Two executives close to the biggest deals of 2015 and 2016—Marriott’s acquisition of Starwood and AccorHotels’ FRHI Holdings buy—gave some background on the deals and what each company plans to do next.
LONDON—The hotel industry saw two megadeals that were announced in 2015 close in 2016. What factored in to these transactions behind the scenes, and where do the buyers go from here?
Two top executives gave more color to AccorHotels’ $2.9-billion purchase of FRHI Holdings and Marriott International’s $13.3-billion buy of Starwood Hotels & Resorts Worldwide during a panel titled “M&A: Riding the crest of a wave?” at Deloitte’s 28th European Hotel Investment Conference held 9 November.
Nick van Marken, Deloitte’s global head of hospitality, asked executives from Marriott and AccorHotels to name the key moments and game-changers in their respective deals. Carlton Ervin, Marriott’s chief development officer for Europe, said the acquisition was guided by the company’s continued confidence in the strength of the Starwood buy and Chairman Bill Marriott’s “voice of pragmatism throughout the process.”

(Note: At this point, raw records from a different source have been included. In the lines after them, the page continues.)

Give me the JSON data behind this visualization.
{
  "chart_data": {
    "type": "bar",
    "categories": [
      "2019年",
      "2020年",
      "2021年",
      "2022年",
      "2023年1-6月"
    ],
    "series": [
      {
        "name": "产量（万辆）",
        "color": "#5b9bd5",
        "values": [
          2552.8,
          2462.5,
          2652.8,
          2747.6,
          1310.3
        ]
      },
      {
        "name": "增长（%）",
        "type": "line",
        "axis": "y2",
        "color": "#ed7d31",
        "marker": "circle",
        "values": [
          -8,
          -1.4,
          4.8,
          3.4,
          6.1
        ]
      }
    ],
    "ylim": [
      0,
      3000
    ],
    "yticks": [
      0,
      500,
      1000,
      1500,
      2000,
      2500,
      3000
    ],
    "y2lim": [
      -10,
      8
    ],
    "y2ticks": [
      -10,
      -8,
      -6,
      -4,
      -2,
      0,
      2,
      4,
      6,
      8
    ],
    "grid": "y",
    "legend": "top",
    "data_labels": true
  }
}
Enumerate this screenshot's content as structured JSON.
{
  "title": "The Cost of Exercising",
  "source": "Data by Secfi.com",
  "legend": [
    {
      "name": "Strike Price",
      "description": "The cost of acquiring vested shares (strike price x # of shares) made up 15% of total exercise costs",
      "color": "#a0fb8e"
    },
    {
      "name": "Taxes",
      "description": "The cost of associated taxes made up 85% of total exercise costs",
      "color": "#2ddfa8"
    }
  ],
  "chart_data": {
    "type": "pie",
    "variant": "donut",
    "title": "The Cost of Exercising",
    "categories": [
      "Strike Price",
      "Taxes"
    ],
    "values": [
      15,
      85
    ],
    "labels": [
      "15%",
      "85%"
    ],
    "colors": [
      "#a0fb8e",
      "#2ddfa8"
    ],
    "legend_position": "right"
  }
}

Gaurav Bhushan, AccorHotels’ global chief development officer, said the watershed moment in the FRHI deal was when the key commercial terms of the acquisition were agreed upon by both sides. Once officials from both companies shook hands, he said, the celebrations ensued.
Bhushan confirmed AccorHotels’ executives stayed up to 2 a.m. in the lobby of The Savoy in London and took photos outside while standing on The Strand, while CEO Sébastien Bazin rode his bicycle through the London streets after the deal was signed.
“Yes, I think that’s true,” Bhushan said of Bazin’s nighttime ride.
The aftermath of each deal, Bhushan and Ervin said, came after a great deal of work and many meetings. Chance encounters also played their part.
AccorHotels’ FRHI acquisiton was “as much about Kingdom Holdings and the Qataris buying into Accor as it was about Accor buying FRHI. … They did not want to cash out, and they had choice (of buyers),” Bhushan said. “There is a lot of international competition bidding for brands of this quality. They do not come around very often, (but AccorHotels) had equal focus on getting the right deal.”
Bhushan underlined the importance of the FRHI deal to AccorHotels, which gave the French company both a luxury product it did not have before and a larger footprint in the Americas.
Ervin mentioned that former Starwood CEO Adam Aron and Marriot President and CEO Arne Sorenson met at an industry event, and three weeks later the deal was done.
Then in March 2016, when China-based Anbang Insurance Group made two counteroffers to try to woo Starwood away from Marriott, Ervin said Marriott doubled down on its commitment to get the deal done.
“Our conviction that we had made the right decision grew and allowed us to increase the capital. … There was more internal debate after Anbang’s second bid,” Ervin said. “The first (Marriott) bid was all stock. … For the second, we raised ($3.6 billion) over a weekend.”
Ervin added Marriott executives never lost sight of what was best for the company—or for Starwood.
“The press said (Marriott’s acquisition of Starwood) was a good deal for Marriott, which bemused us, as a good deal for Marriott was also a good deal for Starwood,” he said. “The press was really concentrating on that line, which prepared us for a counteroffer.”
Forward onto integration
AccorHotels shareholders approved the FRHI acquisition on 12 July, while Marriott closed the Starwood deal on 23 September. With the acquisitions completed, both Ervin and Bhushan said the focus of their companies will transition to successful integration of their new assets.
Ervin said the way Marriott looks at future acquisitions might change, as the company will place more emphasis on reaching its customer base.
Bhushan said the “cultural aspects of integration are going well. Toronto (FRHI’s HQ) is now Accor’s North American office. It is about leveraging the right people.”
AccorHotels, though, has been busy spending more money. On 7 November, it purchased 30% of 25Hours Hotels, a German firm Bhushan described as “edgy, entrepreneurial, eclectic and ambitious.”
“We have a strategy of getting into areas we want to be stronger in—luxury, lifestyle, the resort segment,” Bhushan said. “Lifestyle is 1% of the industry but 10% of its pipeline.”